Esta es una ley innecesaria. La actual da enormes ganancias por royalties a los obtentores. Los pequeños productores rurales dependen del mercado y organismos públicos como Indap, Prodesal y los PDTI (Programas de Desarrollo Territorial Indígena), que les entregan con créditos y subsidios semilla “mejorada”. Sin embargo, las empresas no toleran que haya campesinos que aún guarden la semilla.

Todavía en Chile se usan variedades que no figuran en listados ni registros nacionales. Los precios de las variedades mejoradas son escandalosos: entre un 2.000% y un 7.000% más caros que los de las corrientes o estándar. Las variedades cuyo registro vence, desaparecen.

Hoy en el registro SAG no hay plantas medicinales. Pero este proyecto permite registrar cualquier variedad de planta “creada o descubierta” por el obtentor, siempre que sea nueva, distinta, homogénea, estable. Fácil, porque “nueva” es que no esté en el comercio, y las variedades locales son homogéneas y estables.

La quinoa está presente en Chile desde tiempos precolombinos. A fines de los años 80, comunidades mapuche comenzaron a sembrar una variedad de quinoa de la Sexta Región recuperada por un promotor de ese cultivo, Pablo Jara, homenajeado en Italia por Slow Food y FAO. A partir de dicha variedad, Erik von Baer registró a su nombre una variedad “nueva” de quinoa, a la que introdujo una modificación cosmética.

Los agricultores podrán ser demandados si sus semillas no parecen “distintas” a una privatizada. En Colombia, toneladas de semilla de arroz fueron confiscadas por ello.

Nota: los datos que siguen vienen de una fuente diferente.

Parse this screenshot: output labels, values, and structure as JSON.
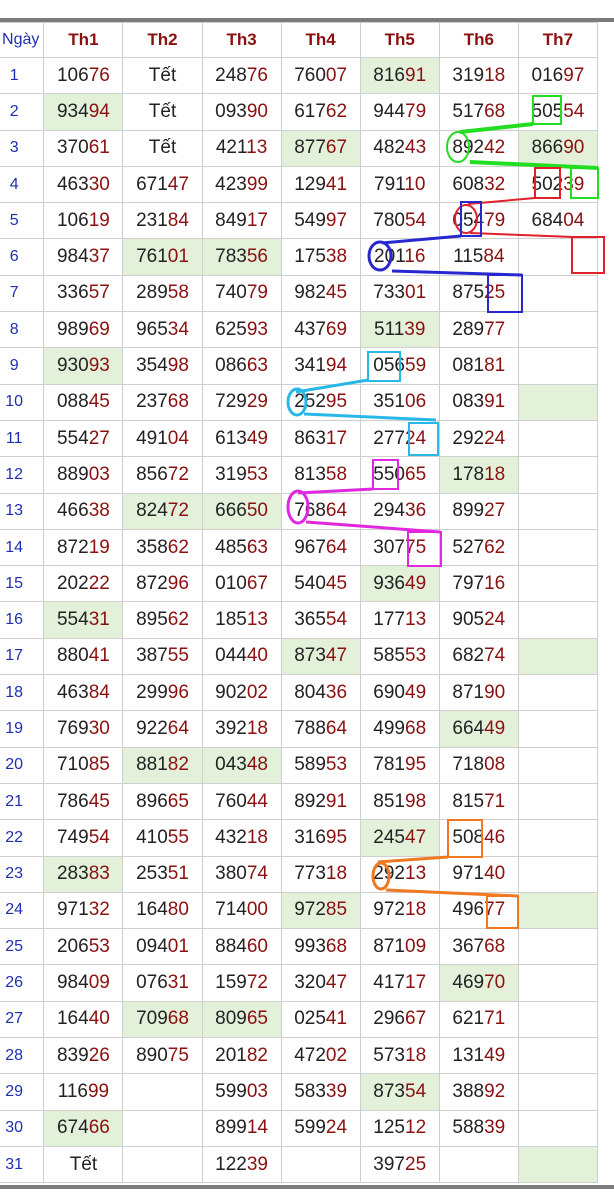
{
  "table": {
    "day_header": "Ngày",
    "headers": [
      "Th1",
      "Th2",
      "Th3",
      "Th4",
      "Th5",
      "Th6",
      "Th7"
    ],
    "rows": [
      {
        "day": "1",
        "cells": [
          {
            "v": "10676"
          },
          {
            "v": "Tết"
          },
          {
            "v": "24876"
          },
          {
            "v": "76007"
          },
          {
            "v": "81691",
            "hl": true
          },
          {
            "v": "31918"
          },
          {
            "v": "01697"
          }
        ]
      },
      {
        "day": "2",
        "cells": [
          {
            "v": "93494",
            "hl": true
          },
          {
            "v": "Tết"
          },
          {
            "v": "09390"
          },
          {
            "v": "61762"
          },
          {
            "v": "94479"
          },
          {
            "v": "51768"
          },
          {
            "v": "50554"
          }
        ]
      },
      {
        "day": "3",
        "cells": [
          {
            "v": "37061"
          },
          {
            "v": "Tết"
          },
          {
            "v": "42113"
          },
          {
            "v": "87767",
            "hl": true
          },
          {
            "v": "48243"
          },
          {
            "v": "89242"
          },
          {
            "v": "86690",
            "hl": true
          }
        ]
      },
      {
        "day": "4",
        "cells": [
          {
            "v": "46330"
          },
          {
            "v": "67147"
          },
          {
            "v": "42399"
          },
          {
            "v": "12941"
          },
          {
            "v": "79110"
          },
          {
            "v": "60832"
          },
          {
            "v": "50239"
          }
        ]
      },
      {
        "day": "5",
        "cells": [
          {
            "v": "10619"
          },
          {
            "v": "23184"
          },
          {
            "v": "84917"
          },
          {
            "v": "54997"
          },
          {
            "v": "78054"
          },
          {
            "v": "05479"
          },
          {
            "v": "68404"
          }
        ]
      },
      {
        "day": "6",
        "cells": [
          {
            "v": "98437"
          },
          {
            "v": "76101",
            "hl": true
          },
          {
            "v": "78356",
            "hl": true
          },
          {
            "v": "17538"
          },
          {
            "v": "20116"
          },
          {
            "v": "11584"
          },
          {
            "v": ""
          }
        ]
      },
      {
        "day": "7",
        "cells": [
          {
            "v": "33657"
          },
          {
            "v": "28958"
          },
          {
            "v": "74079"
          },
          {
            "v": "98245"
          },
          {
            "v": "73301"
          },
          {
            "v": "87525"
          },
          {
            "v": ""
          }
        ]
      },
      {
        "day": "8",
        "cells": [
          {
            "v": "98969"
          },
          {
            "v": "96534"
          },
          {
            "v": "62593"
          },
          {
            "v": "43769"
          },
          {
            "v": "51139",
            "hl": true
          },
          {
            "v": "28977"
          },
          {
            "v": ""
          }
        ]
      },
      {
        "day": "9",
        "cells": [
          {
            "v": "93093",
            "hl": true
          },
          {
            "v": "35498"
          },
          {
            "v": "08663"
          },
          {
            "v": "34194"
          },
          {
            "v": "05659"
          },
          {
            "v": "08181"
          },
          {
            "v": ""
          }
        ]
      },
      {
        "day": "10",
        "cells": [
          {
            "v": "08845"
          },
          {
            "v": "23768"
          },
          {
            "v": "72929"
          },
          {
            "v": "25295"
          },
          {
            "v": "35106"
          },
          {
            "v": "08391"
          },
          {
            "v": "",
            "hl": true
          }
        ]
      },
      {
        "day": "11",
        "cells": [
          {
            "v": "55427"
          },
          {
            "v": "49104"
          },
          {
            "v": "61349"
          },
          {
            "v": "86317"
          },
          {
            "v": "27724"
          },
          {
            "v": "29224"
          },
          {
            "v": ""
          }
        ]
      },
      {
        "day": "12",
        "cells": [
          {
            "v": "88903"
          },
          {
            "v": "85672"
          },
          {
            "v": "31953"
          },
          {
            "v": "81358"
          },
          {
            "v": "55065"
          },
          {
            "v": "17818",
            "hl": true
          },
          {
            "v": ""
          }
        ]
      },
      {
        "day": "13",
        "cells": [
          {
            "v": "46638"
          },
          {
            "v": "82472",
            "hl": true
          },
          {
            "v": "66650",
            "hl": true
          },
          {
            "v": "76864"
          },
          {
            "v": "29436"
          },
          {
            "v": "89927"
          },
          {
            "v": ""
          }
        ]
      },
      {
        "day": "14",
        "cells": [
          {
            "v": "87219"
          },
          {
            "v": "35862"
          },
          {
            "v": "48563"
          },
          {
            "v": "96764"
          },
          {
            "v": "30775"
          },
          {
            "v": "52762"
          },
          {
            "v": ""
          }
        ]
      },
      {
        "day": "15",
        "cells": [
          {
            "v": "20222"
          },
          {
            "v": "87296"
          },
          {
            "v": "01067"
          },
          {
            "v": "54045"
          },
          {
            "v": "93649",
            "hl": true
          },
          {
            "v": "79716"
          },
          {
            "v": ""
          }
        ]
      },
      {
        "day": "16",
        "cells": [
          {
            "v": "55431",
            "hl": true
          },
          {
            "v": "89562"
          },
          {
            "v": "18513"
          },
          {
            "v": "36554"
          },
          {
            "v": "17713"
          },
          {
            "v": "90524"
          },
          {
            "v": ""
          }
        ]
      },
      {
        "day": "17",
        "cells": [
          {
            "v": "88041"
          },
          {
            "v": "38755"
          },
          {
            "v": "04440"
          },
          {
            "v": "87347",
            "hl": true
          },
          {
            "v": "58553"
          },
          {
            "v": "68274"
          },
          {
            "v": "",
            "hl": true
          }
        ]
      },
      {
        "day": "18",
        "cells": [
          {
            "v": "46384"
          },
          {
            "v": "29996"
          },
          {
            "v": "90202"
          },
          {
            "v": "80436"
          },
          {
            "v": "69049"
          },
          {
            "v": "87190"
          },
          {
            "v": ""
          }
        ]
      },
      {
        "day": "19",
        "cells": [
          {
            "v": "76930"
          },
          {
            "v": "92264"
          },
          {
            "v": "39218"
          },
          {
            "v": "78864"
          },
          {
            "v": "49968"
          },
          {
            "v": "66449",
            "hl": true
          },
          {
            "v": ""
          }
        ]
      },
      {
        "day": "20",
        "cells": [
          {
            "v": "71085"
          },
          {
            "v": "88182",
            "hl": true
          },
          {
            "v": "04348",
            "hl": true
          },
          {
            "v": "58953"
          },
          {
            "v": "78195"
          },
          {
            "v": "71808"
          },
          {
            "v": ""
          }
        ]
      },
      {
        "day": "21",
        "cells": [
          {
            "v": "78645"
          },
          {
            "v": "89665"
          },
          {
            "v": "76044"
          },
          {
            "v": "89291"
          },
          {
            "v": "85198"
          },
          {
            "v": "81571"
          },
          {
            "v": ""
          }
        ]
      },
      {
        "day": "22",
        "cells": [
          {
            "v": "74954"
          },
          {
            "v": "41055"
          },
          {
            "v": "43218"
          },
          {
            "v": "31695"
          },
          {
            "v": "24547",
            "hl": true
          },
          {
            "v": "50846"
          },
          {
            "v": ""
          }
        ]
      },
      {
        "day": "23",
        "cells": [
          {
            "v": "28383",
            "hl": true
          },
          {
            "v": "25351"
          },
          {
            "v": "38074"
          },
          {
            "v": "77318"
          },
          {
            "v": "29213"
          },
          {
            "v": "97140"
          },
          {
            "v": ""
          }
        ]
      },
      {
        "day": "24",
        "cells": [
          {
            "v": "97132"
          },
          {
            "v": "16480"
          },
          {
            "v": "71400"
          },
          {
            "v": "97285",
            "hl": true
          },
          {
            "v": "97218"
          },
          {
            "v": "49677"
          },
          {
            "v": "",
            "hl": true
          }
        ]
      },
      {
        "day": "25",
        "cells": [
          {
            "v": "20653"
          },
          {
            "v": "09401"
          },
          {
            "v": "88460"
          },
          {
            "v": "99368"
          },
          {
            "v": "87109"
          },
          {
            "v": "36768"
          },
          {
            "v": ""
          }
        ]
      },
      {
        "day": "26",
        "cells": [
          {
            "v": "98409"
          },
          {
            "v": "07631"
          },
          {
            "v": "15972"
          },
          {
            "v": "32047"
          },
          {
            "v": "41717"
          },
          {
            "v": "46970",
            "hl": true
          },
          {
            "v": ""
          }
        ]
      },
      {
        "day": "27",
        "cells": [
          {
            "v": "16440"
          },
          {
            "v": "70968",
            "hl": true
          },
          {
            "v": "80965",
            "hl": true
          },
          {
            "v": "02541"
          },
          {
            "v": "29667"
          },
          {
            "v": "62171"
          },
          {
            "v": ""
          }
        ]
      },
      {
        "day": "28",
        "cells": [
          {
            "v": "83926"
          },
          {
            "v": "89075"
          },
          {
            "v": "20182"
          },
          {
            "v": "47202"
          },
          {
            "v": "57318"
          },
          {
            "v": "13149"
          },
          {
            "v": ""
          }
        ]
      },
      {
        "day": "29",
        "cells": [
          {
            "v": "11699"
          },
          {
            "v": ""
          },
          {
            "v": "59903"
          },
          {
            "v": "58339"
          },
          {
            "v": "87354",
            "hl": true
          },
          {
            "v": "38892"
          },
          {
            "v": ""
          }
        ]
      },
      {
        "day": "30",
        "cells": [
          {
            "v": "67466",
            "hl": true
          },
          {
            "v": ""
          },
          {
            "v": "89914"
          },
          {
            "v": "59924"
          },
          {
            "v": "12512"
          },
          {
            "v": "58839"
          },
          {
            "v": ""
          }
        ]
      },
      {
        "day": "31",
        "cells": [
          {
            "v": "Tết"
          },
          {
            "v": ""
          },
          {
            "v": "12239"
          },
          {
            "v": ""
          },
          {
            "v": "39725"
          },
          {
            "v": ""
          },
          {
            "v": "",
            "hl": true
          }
        ]
      }
    ]
  },
  "colors": {
    "highlight_bg": "#e3f1da",
    "prefix_digits": "#222222",
    "suffix_digits": "#8b1010",
    "day_numbers": "#1f2fb0",
    "annotation_green": "#22dd22",
    "annotation_red": "#e0202a",
    "annotation_blue": "#2828d0",
    "annotation_cyan": "#28b8e8",
    "annotation_magenta": "#e028e0",
    "annotation_orange": "#f07820"
  }
}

Uno de los principales logros del reciente paro campesino colombiano fue derogar el decreto ley que los obligaba a usar semilla certificada.

El mensaje de Michele Bachelet sostenía que la aprobación de esta ley haría posible contar con variedades “biorreactoras generadoras de vacunas, proteínas de interés terapéutico y biomateriales”. Omitió el nombre de este tipo de variedades: farmacultivos transgénicos.

Monsanto ha perdido juicios entablados contra agricultores brasileños por no pago de royaltiesde semilla transgénica. La ley de Brasil los protege. Las transnacionales tienen que asegurarse de que Chile garantice el pago de más royalty. Y nosotros, como campaña, nos proponemos detener su avance y lograr el rechazo de la Ley de Obtentores, dejándolos sin piso para su proyecto transgénico: la Ley de Bioseguridad

Lucia Sepulveda

Camilo Escalona, Monsanto y los campesinos

transgenicos monsanto

Mientras que la candidata presidencial del ala radical derecha, la udista Evelyn Matthei, anda preocupada en su correría electoral por el país porque a los policías les dicen durante las manifestaciones “Paco culiao”, nada dice sobre la aprobación en el Congreso Nacional de un Convenio (el UPOV 91) que entrega a los privados los “derechos de obtentores vegetales”. Es decir, el Congreso aprobó que los campesinos chilenos no pueden volver a usar sus semillas, porque tienen que sembrar las “certificadas”, las manipuladas genéticamente, y aunque no se menciona, se sabe mundialmente que la productora de esas semillas es la firma estadounidense Monsanto (logo), empeñada en controlar la producción mundial de alimentos. Y los precios.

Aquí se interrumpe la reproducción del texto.